Anyway, they go into their awards thing, where the highest earners get their name on a board and stand up front and all that jazz, then New Girl’s future-sister-in-law brings her up to welcome her to the pink pyramid and present her a ring. As she’s telling her in a sugary-sweet voice to “just promise that you’ll give it a year, just a year because a lot can happen in a year and don’t let yourself get discouraged until it’s been a year..” and everyone’s nodding, I’m biting my lip because I want to stand up and scream, “Because once it’s been a year you can’t return your inventory!! Don’t fall for this crap!!” Ugh, I wish I did…and I hope she’s doing alright…poor thing.

So after we’re done, a director lurks over to me and Marily and asks if there’s any reason why I wouldn’t be able to sign up tonight. I tell her that I don’t even have the $100 for the starter kit.

“Well, I don’t want to pressure you into putting it on a credit card, but…”

“Yeah, all my cards are maxed out, and my credit is probably shot to heck if I applied for a new one.” I explain that right now probably isn’t the best time, because we’re all working with one car and I’m trying to catch up and my schedule and my husband’s situation and the baby and yadda yadda…

She says that there’s $700 worth of makeup and skincare in the starter kit (oh, so it’s $700 now? not $400? alrighty then..) and that even if it doesn’t work out, I’ll at least have a ton of nice things for a great price. She asks if I have any questions.

“Do I have to buy inventory?”
“Well, no, but it’s good to have.”
“Is it true that I have to maintain a certain purchasing quota in order to stay active and keep the discount?”

She waves a hand dismissively. “Oh, it’s not much. Just about what you would use in cosmetics anyway.” (Riiiiight… she really doesn’t know me and my dollar-store thrift very well.)

Marily’s nodding, with a semi-pouty expression, and says “Yeah, I know how that is. Believe me, I do. It’s hard, and I feel for you. Trust me, I do.”

The director tells me “You’re asking some really good questions! I’ll tell you what, even if right now isn’t the best time, I’ll have our NSD(?) give you a call sometime this week, and she can explain more to you.”

“Ok.”

She pats my shoulder and says “Oh, you’re so cute!” like a grandmother, then moves on.

At first, I felt bad in a way, as if I’m “leading them on” to believe I’ll be a part of their team… but then I remember the “do unto others” thing… evidently they have no problem leading me on to believe that I can turn pennies into big bucks.

Part 3 tomorrow!

4 Comments

  1. Still Breaking The Basic

    “…wearing one of my old Hot Topic-style schoolgirl miniskirts, with fishnet stockings…”

    Skirt?
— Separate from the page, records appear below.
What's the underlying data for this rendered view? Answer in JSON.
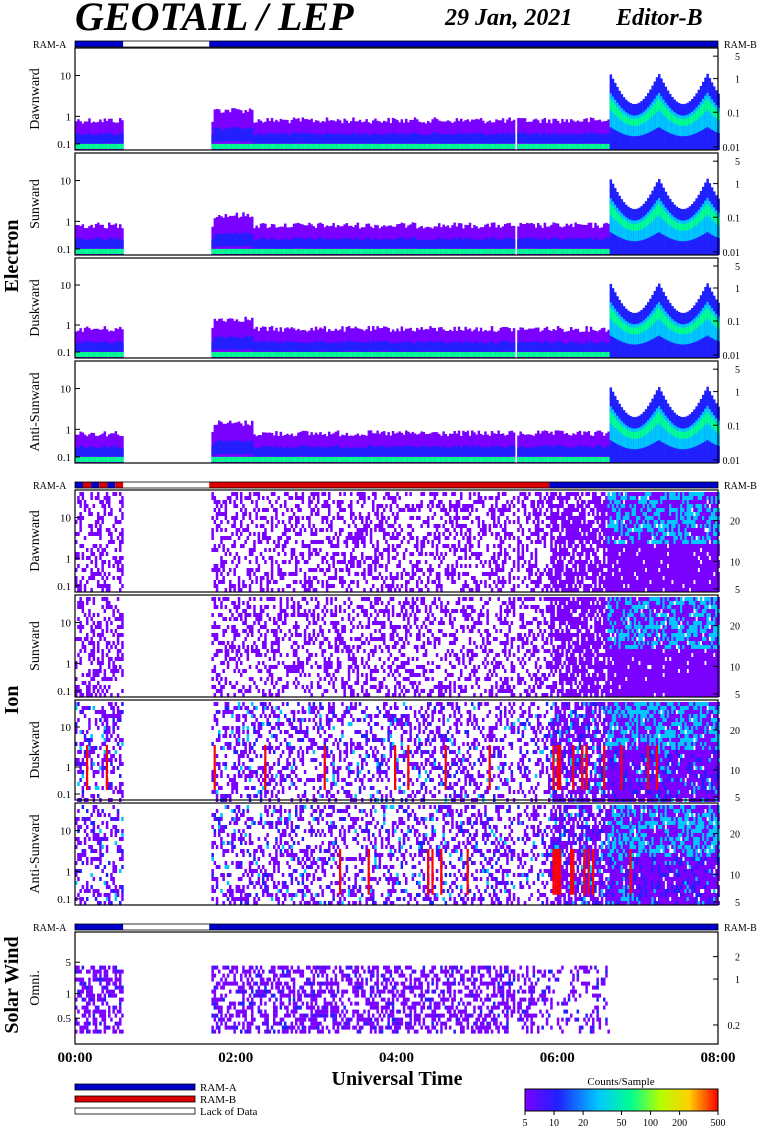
{
  "header": {
    "title": "GEOTAIL / LEP",
    "date": "29 Jan, 2021",
    "editor": "Editor-B"
  },
  "labels": {
    "ram_a": "RAM-A",
    "ram_b": "RAM-B",
    "electron": "Electron",
    "ion": "Ion",
    "solar_wind": "Solar Wind",
    "x_axis_title": "Universal Time"
  },
  "legend": {
    "ram_a": "RAM-A",
    "ram_b": "RAM-B",
    "lack": "Lack of Data",
    "colors": {
      "ram_a": "#0000cc",
      "ram_b": "#dd0000",
      "lack": "#ffffff"
    }
  },
  "colorbar": {
    "title": "Counts/Sample",
    "ticks": [
      "5",
      "10",
      "20",
      "50",
      "100",
      "200",
      "500"
    ],
    "tick_values": [
      5,
      10,
      20,
      50,
      100,
      200,
      500
    ],
    "range": [
      5,
      500
    ],
    "scale": "log",
    "colors": [
      "#7a00ff",
      "#2020ff",
      "#00c8ff",
      "#00ff90",
      "#b4ff00",
      "#ffd000",
      "#ff0000"
    ]
  },
  "chart_data": {
    "type": "heatmap",
    "x_ticks": [
      "00:00",
      "02:00",
      "04:00",
      "06:00",
      "08:00"
    ],
    "x_range_hours": [
      0,
      8
    ],
    "data_gaps_hours": [
      [
        0.6,
        1.67
      ],
      [
        5.45,
        5.48
      ]
    ],
    "groups": [
      {
        "group": "Electron",
        "ram_bar": [
          {
            "from": 0.0,
            "to": 0.6,
            "mode": "RAM-A"
          },
          {
            "from": 0.6,
            "to": 1.67,
            "mode": "Lack of Data"
          },
          {
            "from": 1.67,
            "to": 8.0,
            "mode": "RAM-A"
          }
        ],
        "left_ticks": [
          "10",
          "1",
          "0.1"
        ],
        "right_ticks": [
          "5",
          "1",
          "0.1",
          "0.01"
        ],
        "panels": [
          "Dawnward",
          "Sunward",
          "Duskward",
          "Anti-Sunward"
        ]
      },
      {
        "group": "Ion",
        "ram_bar": [
          {
            "from": 0.0,
            "to": 0.6,
            "mode": "RAM-A/RAM-B"
          },
          {
            "from": 0.6,
            "to": 1.67,
            "mode": "Lack of Data"
          },
          {
            "from": 1.67,
            "to": 5.9,
            "mode": "RAM-B"
          },
          {
            "from": 5.9,
            "to": 8.0,
            "mode": "RAM-A"
          }
        ],
        "left_ticks": [
          "10",
          "1",
          "0.1"
        ],
        "right_ticks": [
          "20",
          "10",
          "5"
        ],
        "panels": [
          "Dawnward",
          "Sunward",
          "Duskward",
          "Anti-Sunward"
        ]
      },
      {
        "group": "Solar Wind",
        "ram_bar": [
          {
            "from": 0.0,
            "to": 0.6,
            "mode": "RAM-A"
          },
          {
            "from": 0.6,
            "to": 1.67,
            "mode": "Lack of Data"
          },
          {
            "from": 1.67,
            "to": 8.0,
            "mode": "RAM-A"
          }
        ],
        "left_ticks": [
          "5",
          "1",
          "0.5"
        ],
        "right_ticks": [
          "2",
          "1",
          "0.2"
        ],
        "panels": [
          "Omni."
        ]
      }
    ]
  }
}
Check.
    Stockings? Check.
    Closed-toe shoes? Patent platform mary janes or doc martens would work.

    “Did you know there’s $400 of makeup in this bag? I’ll tell you what, if you can sell 7 of these Miracle Sets, you could have either the mascara or the foundation. How’s that sound?”

    You want me to sell $2,800 retail crap for you and you’ll thank me by giving me a 3-year old stale product that became outdated 2 months after you purchased it?

    “At first, I felt bad in a way, as if I’m leading them on…”

    Why? That’s exactly what they’re doing to you. And they could care less about you. But if they do sign you up, they’ll be rewarded with one of the 12 for $2.99 plastic tiaras from the discount store.

    I am so looking forward to tomorrow’s installment.

  2. BartheDoor

    It hurts my heart that you had to go through this. I’m so sorry that this happened to you. Your approach to it is funny as hell, but I know it must have hurt a lot all the same.